Noah Addis ’97 graduated during a time when newspapers employed multiple staff photojournalists, and for 11 years he practiced his craft at the respected The Star-Ledger in Newark, racking up three New Jersey Press Photographer of the Year awards and a Pulitzer Prize for his work on a team project.
But as the newspaper industry shrank, he took a buyout in 2008 and embarked on a career of independent documentary projects. His transition was made easier because his photography professors always pushed him to do work outside of his comfort zone, he says. “At the time, I didn't appreciate how important this was, but my time at Drexel taught me to grow and adapt even years after graduation,” he says.
He was part of a group commissioned by the Pittsburgh Center for the Arts in collaboration with fellow photographer Brian Cohen to photograph the effects of the Marcellus Shale gas industry — work which became a travelling exhibition.

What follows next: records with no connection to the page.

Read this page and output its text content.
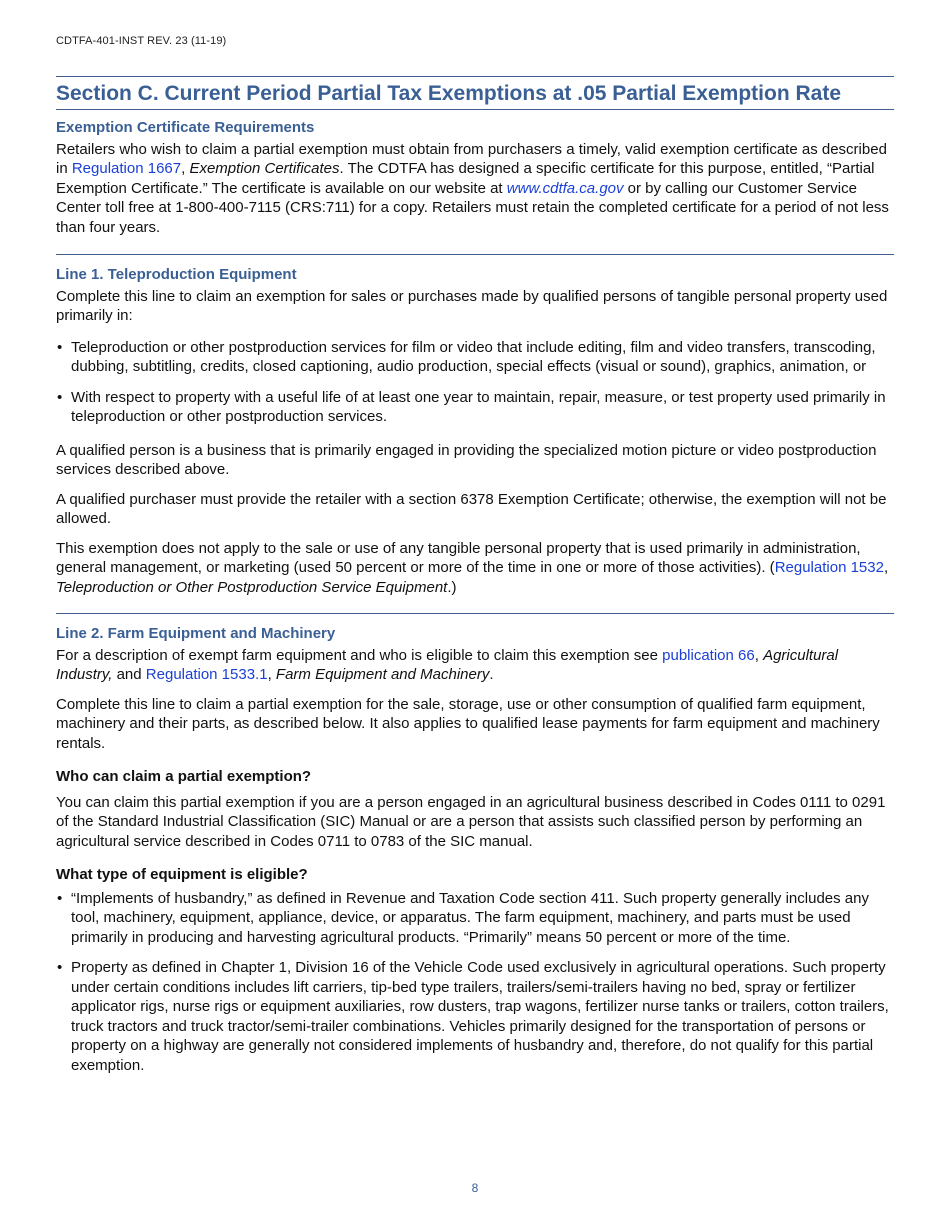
CDTFA-401-INST REV. 23 (11-19)
Section C. Current Period Partial Tax Exemptions at .05 Partial Exemption Rate
Exemption Certificate Requirements

Retailers who wish to claim a partial exemption must obtain from purchasers a timely, valid exemption certificate as described in Regulation 1667, Exemption Certificates. The CDTFA has designed a specific certificate for this purpose, entitled, “Partial Exemption Certificate.” The certificate is available on our website at www.cdtfa.ca.gov or by calling our Customer Service Center toll free at 1-800-400-7115 (CRS:711) for a copy. Retailers must retain the completed certificate for a period of not less than four years.

Line 1. Teleproduction Equipment

Complete this line to claim an exemption for sales or purchases made by qualified persons of tangible personal property used primarily in:

• Teleproduction or other postproduction services for film or video that include editing, film and video transfers, transcoding, dubbing, subtitling, credits, closed captioning, audio production, special effects (visual or sound), graphics, animation, or
• With respect to property with a useful life of at least one year to maintain, repair, measure, or test property used primarily in teleproduction or other postproduction services.

A qualified person is a business that is primarily engaged in providing the specialized motion picture or video postproduction services described above.

A qualified purchaser must provide the retailer with a section 6378 Exemption Certificate; otherwise, the exemption will not be allowed.

This exemption does not apply to the sale or use of any tangible personal property that is used primarily in administration, general management, or marketing (used 50 percent or more of the time in one or more of those activities). (Regulation 1532, Teleproduction or Other Postproduction Service Equipment.)

Line 2. Farm Equipment and Machinery

For a description of exempt farm equipment and who is eligible to claim this exemption see publication 66, Agricultural Industry, and Regulation 1533.1, Farm Equipment and Machinery.

Complete this line to claim a partial exemption for the sale, storage, use or other consumption of qualified farm equipment, machinery and their parts, as described below. It also applies to qualified lease payments for farm equipment and machinery rentals.

Who can claim a partial exemption?

You can claim this partial exemption if you are a person engaged in an agricultural business described in Codes 0111 to 0291 of the Standard Industrial Classification (SIC) Manual or are a person that assists such classified person by performing an agricultural service described in Codes 0711 to 0783 of the SIC manual.

What type of equipment is eligible?
• “Implements of husbandry,” as defined in Revenue and Taxation Code section 411. Such property generally includes any tool, machinery, equipment, appliance, device, or apparatus. The farm equipment, machinery, and parts must be used primarily in producing and harvesting agricultural products. “Primarily” means 50 percent or more of the time.
• Property as defined in Chapter 1, Division 16 of the Vehicle Code used exclusively in agricultural operations. Such property under certain conditions includes lift carriers, tip-bed type trailers, trailers/semi-trailers having no bed, spray or fertilizer applicator rigs, nurse rigs or equipment auxiliaries, row dusters, trap wagons, fertilizer nurse tanks or trailers, cotton trailers, truck tractors and truck tractor/semi-trailer combinations. Vehicles primarily designed for the transportation of persons or property on a highway are generally not considered implements of husbandry and, therefore, do not qualify for this partial exemption.
8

Now living in Columbus, Ohio, he’s building a collection of photos supported by artist grants that document the effects of urban migration around the world, called Future Cities. The idea for the project first came to him when he was in Lagos, Nigeria, for an assignment for The Star-Ledger. Traveling from the airport, he was moved by the sight of the city’s immense slums, which made him think about the social and economic processes that form such communities. Last summer, he travelled to Lima, Peru, for a month-long independent project that included work on Future Cities. When finished, he intends to publish a book of the photographs.
“Photographic technology has changed tremendously since I graduated, but the faculty emphasized that photography is all about ideas,” he says. “They encouraged the importance of developing a personal photographic vision. Those skills are still as relevant as ever.”